Orlanda memberikan beberapa kunci untuk menstabilkan perasaan ini: "jangan mencoba untuk melakukan semua yang ada di belakang minggu pertama; pulihkan sesegera mungkin. rutinitas kesenangan Anda, jadikan itu ritual yang tak tersentuh, itu adalah kehidupan Anda yang baik ; tanyakan pada diri sendiri apakah Anda punya waktu untuk istirahat, untuk tidak melakukan apa-apa...".

Tapi kami ingin melangkah lebih jauh: mengapa kami ingin kembali ke dasar, untuk kebahagiaan yang kurang dibuat-buat ? “Tidaklah konyol untuk ingin kembali ke dasar; di latar belakang kita adalah tawanan dari hal-hal yang berlebihan dan ketika kita pergi berlibur, waktu berhenti dan kita mulai melihat bahwa adalah mungkin untuk menyusun hari dengan cara yang berbeda, untuk hidup dengan cara yang berbeda”, kata Peral.

Sindrom 'Saya berhenti dari segalanya'

Kita perlu memutuskan sambungan. Jangan lupa

Bagus. Jadi masuk akal, kami tidak gila dan itu bukan ide yang dibuat-buat. Tetapi kesimpulannya agak mengecewakan: Apakah kita memiliki lebih banyak dan apakah kita lebih tidak puas? Lalu dimana puncaknya? Dalam membuang segala sesuatu dan sampai pada yang otentik?

“Krisis lebih dari sekadar ekonomi, itu adalah turunan dari sesuatu yang jauh lebih besar dan, meskipun kita tidak memiliki perspektif sejarah, mungkin kita berada pada titik perubahan paradigma, perubahan gaya hidup , dari skema pada umumnya”, tunjukkan B. Peral.

ayo apa kemalasan yang vital ini dan kebutuhan akan sesuatu yang baru , berbeda dan menarik yang kami yakini kami bisa temukan di kebun (dan mungkin memang begitu), sudah lama berkembang, sejak kami mulai ingin makan dunia ketika kami selesai belajar sampai kami menyadarinya pekerjaan bermartabat dan membakar di bagian yang sama (terutama ketika menjadi semakin sulit untuk bekerja untuk hidup dan lebih nyata untuk hidup untuk bekerja) .

Peral menyimpulkan bahwa “siapapun yang memiliki” minimal kejernihan dan introspeksi Anda akan tahu bahwa Anda beruntung tidak berdiri diam. Cukup beruntung untuk bekerja adalah alasan untuk menutup diri dari aktivitas. Tapi itu tidak menghilangkan sesuatu yang ada di tingkat lain, yang lebih dalam: ada gelombang pasang di lapisan dalam ”.
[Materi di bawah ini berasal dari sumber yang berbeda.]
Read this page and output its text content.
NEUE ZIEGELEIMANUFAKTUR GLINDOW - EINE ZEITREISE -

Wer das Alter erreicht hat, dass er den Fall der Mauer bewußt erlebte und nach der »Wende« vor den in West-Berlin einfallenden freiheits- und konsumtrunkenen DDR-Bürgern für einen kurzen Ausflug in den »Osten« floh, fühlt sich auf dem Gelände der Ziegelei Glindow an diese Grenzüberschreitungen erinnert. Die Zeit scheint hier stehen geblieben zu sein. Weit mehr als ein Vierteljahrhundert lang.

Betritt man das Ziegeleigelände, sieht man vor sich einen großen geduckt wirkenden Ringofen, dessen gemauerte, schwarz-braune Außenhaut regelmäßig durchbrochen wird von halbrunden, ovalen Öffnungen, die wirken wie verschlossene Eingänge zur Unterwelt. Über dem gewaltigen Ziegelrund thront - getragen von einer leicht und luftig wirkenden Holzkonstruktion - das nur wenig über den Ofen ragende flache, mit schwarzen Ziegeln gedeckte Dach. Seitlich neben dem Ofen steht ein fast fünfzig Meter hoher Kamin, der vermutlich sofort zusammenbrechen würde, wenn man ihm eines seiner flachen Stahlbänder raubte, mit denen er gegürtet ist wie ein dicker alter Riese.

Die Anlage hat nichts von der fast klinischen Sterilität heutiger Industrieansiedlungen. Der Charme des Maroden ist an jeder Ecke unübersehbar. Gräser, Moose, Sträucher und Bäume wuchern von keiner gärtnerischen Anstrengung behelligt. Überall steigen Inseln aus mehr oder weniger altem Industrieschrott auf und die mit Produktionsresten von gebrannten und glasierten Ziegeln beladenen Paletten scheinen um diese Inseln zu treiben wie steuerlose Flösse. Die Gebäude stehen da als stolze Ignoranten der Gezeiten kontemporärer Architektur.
Sindrom 'Saya berhenti dari segalanya'

Tapi mari kita lihat siapa yang melompat

kita adalah makhluk biopsikososial , seperti yang ditunjukkan Peral, dan semuanya menentukan keseimbangan (im) kita. SEMUA. Kita adalah makhluk yang terpapar rangsangan, tetapi kita tidak bebas. Seperti ikan kecil dalam mangkuk ikan, tanggung jawab, prospek masa depan, memenuhi kebutuhan... adalah kristal logis yang kita gunakan untuk bertemu hari demi hari.

"Jika pekerjaan Anda begitu pahit sehingga tidak ada cara untuk mempermanisnya, berani mencari peluang baru , Anda mungkin menemukan bahwa situasi Anda tidak terlalu buruk atau Anda mungkin menemukan jalan keluar yang bahkan tidak Anda pertimbangkan", tambah O. Varela.

Dan ketika kita memiliki kesempatan untuk mendorong batas tanggung jawab seperti berlibur, kita menerima begitu saja bahwa hal itu selalu bisa terjadi. Dan mungkin bisa . "Lompat keluar jendela, berani," kata Ana kepada Otto. Tapi mari kita lihat siapa yang melompat.